研究
【海洋学部】「三保サーモン」本格販売開始
6次産業モデルで新名物を開発
東海大学が、静岡市や日建リース工業㈱などと研究開発を進める「三保サーモン」の本格販売がスタート。昨年12月17日に、静岡市・ホテルクエスト清水で記者発表会が開かれた。三保サーモンは駿河湾の地下海水を用いて養殖されており、海水をくみ上げる時点では酸素をほとんど含まないため、アニサキスをはじめとした寄生虫症の心配がない。また、加工・消費地の近くで周年生産されるため、鮮度管理や消費機会に応じた安定提供を可能としている。同事業には代表機関の日建リース工業をはじめ、回転ずしチェーン「かっぱ寿司」などを運営するコロワイドグループといった民間企業が参画。海洋学部と静岡市も加わった6次産業モデル=Key Word参照=で推進している。東海大は、30年以上にわたって駿河湾の地下海水を使った養殖方法の研究に取り組む秋山信彦教授や、水産加工学、機能性食品学が専門の平塚聖一教授を中心に、養殖環境整備や商品開発に協力している。2020年10月には清水区三保にある東海大の敷地内に、日建リース工業が「三保地下海水養殖センター」を設立。翌月から養殖が始まり、現在も研究を進めながら21年度に20トン、22年度には30トンの生産を目指している。

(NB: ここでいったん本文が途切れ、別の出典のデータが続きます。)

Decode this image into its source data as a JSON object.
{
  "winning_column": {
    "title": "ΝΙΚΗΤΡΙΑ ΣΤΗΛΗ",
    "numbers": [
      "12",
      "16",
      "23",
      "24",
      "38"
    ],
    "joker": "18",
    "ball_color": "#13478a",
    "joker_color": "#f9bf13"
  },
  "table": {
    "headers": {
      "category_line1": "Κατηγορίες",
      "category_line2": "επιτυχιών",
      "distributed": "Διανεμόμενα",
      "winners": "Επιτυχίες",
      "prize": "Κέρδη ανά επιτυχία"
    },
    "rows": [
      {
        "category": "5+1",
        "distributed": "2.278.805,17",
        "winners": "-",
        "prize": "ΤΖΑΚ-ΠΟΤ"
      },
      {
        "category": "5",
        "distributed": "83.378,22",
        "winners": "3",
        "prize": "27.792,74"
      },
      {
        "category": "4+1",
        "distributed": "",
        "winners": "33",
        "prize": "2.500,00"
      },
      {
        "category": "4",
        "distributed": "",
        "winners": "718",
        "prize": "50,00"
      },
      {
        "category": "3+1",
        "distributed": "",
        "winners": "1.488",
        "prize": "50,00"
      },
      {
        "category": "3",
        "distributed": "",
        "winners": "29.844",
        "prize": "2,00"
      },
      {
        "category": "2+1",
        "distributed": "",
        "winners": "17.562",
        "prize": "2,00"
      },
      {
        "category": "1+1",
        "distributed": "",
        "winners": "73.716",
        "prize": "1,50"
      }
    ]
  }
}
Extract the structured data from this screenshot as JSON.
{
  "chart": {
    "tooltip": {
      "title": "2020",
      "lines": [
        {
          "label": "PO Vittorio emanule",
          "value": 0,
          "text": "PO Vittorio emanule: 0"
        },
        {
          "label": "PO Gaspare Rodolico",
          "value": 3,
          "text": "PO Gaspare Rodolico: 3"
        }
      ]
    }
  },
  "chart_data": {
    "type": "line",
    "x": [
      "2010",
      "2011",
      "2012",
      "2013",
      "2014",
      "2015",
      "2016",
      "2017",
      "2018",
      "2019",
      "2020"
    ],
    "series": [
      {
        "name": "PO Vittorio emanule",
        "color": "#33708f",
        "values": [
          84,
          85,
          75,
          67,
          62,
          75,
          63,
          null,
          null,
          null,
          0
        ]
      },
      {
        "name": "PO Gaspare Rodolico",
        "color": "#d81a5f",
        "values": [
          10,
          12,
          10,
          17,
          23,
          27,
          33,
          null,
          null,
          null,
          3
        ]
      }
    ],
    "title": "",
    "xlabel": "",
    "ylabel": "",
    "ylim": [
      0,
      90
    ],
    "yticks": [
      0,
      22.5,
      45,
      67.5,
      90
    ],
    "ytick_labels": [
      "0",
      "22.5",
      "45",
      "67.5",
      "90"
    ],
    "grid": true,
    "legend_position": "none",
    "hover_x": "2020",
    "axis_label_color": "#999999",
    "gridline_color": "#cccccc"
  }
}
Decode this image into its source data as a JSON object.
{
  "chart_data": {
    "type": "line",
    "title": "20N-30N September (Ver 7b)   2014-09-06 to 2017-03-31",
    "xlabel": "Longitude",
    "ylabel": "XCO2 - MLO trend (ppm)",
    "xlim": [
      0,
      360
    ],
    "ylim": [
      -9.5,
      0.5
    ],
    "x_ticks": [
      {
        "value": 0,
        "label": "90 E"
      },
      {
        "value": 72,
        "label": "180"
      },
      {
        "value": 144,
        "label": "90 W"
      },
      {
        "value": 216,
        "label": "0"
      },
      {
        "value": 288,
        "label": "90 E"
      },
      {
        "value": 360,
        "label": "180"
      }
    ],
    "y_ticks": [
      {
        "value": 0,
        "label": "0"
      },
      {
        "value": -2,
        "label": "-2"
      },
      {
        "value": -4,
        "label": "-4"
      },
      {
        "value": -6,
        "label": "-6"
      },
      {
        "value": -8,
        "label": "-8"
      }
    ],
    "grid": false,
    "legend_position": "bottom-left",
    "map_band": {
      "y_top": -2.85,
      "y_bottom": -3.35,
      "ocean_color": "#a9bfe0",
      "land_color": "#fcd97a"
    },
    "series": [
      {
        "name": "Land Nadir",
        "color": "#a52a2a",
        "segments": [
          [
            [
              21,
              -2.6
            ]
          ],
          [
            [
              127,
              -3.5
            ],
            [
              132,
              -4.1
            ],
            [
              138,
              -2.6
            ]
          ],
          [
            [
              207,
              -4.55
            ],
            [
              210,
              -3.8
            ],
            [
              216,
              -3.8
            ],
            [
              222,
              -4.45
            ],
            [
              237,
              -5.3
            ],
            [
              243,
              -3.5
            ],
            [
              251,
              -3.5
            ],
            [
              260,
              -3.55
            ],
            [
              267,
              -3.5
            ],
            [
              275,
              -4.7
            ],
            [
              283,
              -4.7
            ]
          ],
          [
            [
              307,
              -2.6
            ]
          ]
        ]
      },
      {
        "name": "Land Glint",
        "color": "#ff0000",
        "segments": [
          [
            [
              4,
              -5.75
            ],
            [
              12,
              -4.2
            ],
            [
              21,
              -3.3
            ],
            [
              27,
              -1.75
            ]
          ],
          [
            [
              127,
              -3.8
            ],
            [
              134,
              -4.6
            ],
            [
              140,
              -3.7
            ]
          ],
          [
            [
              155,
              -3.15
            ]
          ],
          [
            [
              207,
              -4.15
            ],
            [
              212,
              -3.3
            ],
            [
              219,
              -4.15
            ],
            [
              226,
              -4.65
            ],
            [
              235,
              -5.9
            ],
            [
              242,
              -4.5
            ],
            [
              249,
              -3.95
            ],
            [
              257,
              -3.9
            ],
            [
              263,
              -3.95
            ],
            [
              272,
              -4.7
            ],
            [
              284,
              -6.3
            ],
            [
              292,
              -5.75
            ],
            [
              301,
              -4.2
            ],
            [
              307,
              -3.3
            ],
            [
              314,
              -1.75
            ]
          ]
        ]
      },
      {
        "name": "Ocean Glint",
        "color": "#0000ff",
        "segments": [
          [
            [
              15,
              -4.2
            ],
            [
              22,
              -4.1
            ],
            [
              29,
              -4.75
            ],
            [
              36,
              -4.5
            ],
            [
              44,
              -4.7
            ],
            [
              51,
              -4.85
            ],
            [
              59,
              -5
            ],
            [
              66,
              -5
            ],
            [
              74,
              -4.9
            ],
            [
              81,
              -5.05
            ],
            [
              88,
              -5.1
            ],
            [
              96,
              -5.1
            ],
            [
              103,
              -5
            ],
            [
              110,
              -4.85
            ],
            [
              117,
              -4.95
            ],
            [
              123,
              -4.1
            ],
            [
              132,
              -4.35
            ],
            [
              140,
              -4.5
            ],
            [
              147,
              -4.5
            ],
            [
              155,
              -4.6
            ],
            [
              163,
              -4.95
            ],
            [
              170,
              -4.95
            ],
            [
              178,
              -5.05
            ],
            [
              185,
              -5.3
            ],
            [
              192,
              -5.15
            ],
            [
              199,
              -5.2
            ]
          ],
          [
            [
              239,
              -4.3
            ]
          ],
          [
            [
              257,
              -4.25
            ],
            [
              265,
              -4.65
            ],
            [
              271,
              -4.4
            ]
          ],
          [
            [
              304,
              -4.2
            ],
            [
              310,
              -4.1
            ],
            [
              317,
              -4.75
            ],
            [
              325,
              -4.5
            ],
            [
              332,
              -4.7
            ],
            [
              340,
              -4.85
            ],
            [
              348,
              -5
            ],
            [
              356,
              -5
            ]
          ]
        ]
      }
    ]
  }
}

記者会見では各機関の代表者が登壇し、日建リース工業代表取締役社長の関山正勝氏らが事業概要を説明した。山田清志学長は、「サーモンは世界中で需要が高い。静岡県はもちろん、日本の名産品になることを期待し、今後も研究開発に貢献していきます」とあいさつした。会見後には、試食会や養殖センターの見学会も行われた。秋山教授は、「安定的かつ効率的な養殖法を探りながら他種の養殖にもチャレンジし、今後も地域活性化に貢献していく」と話している。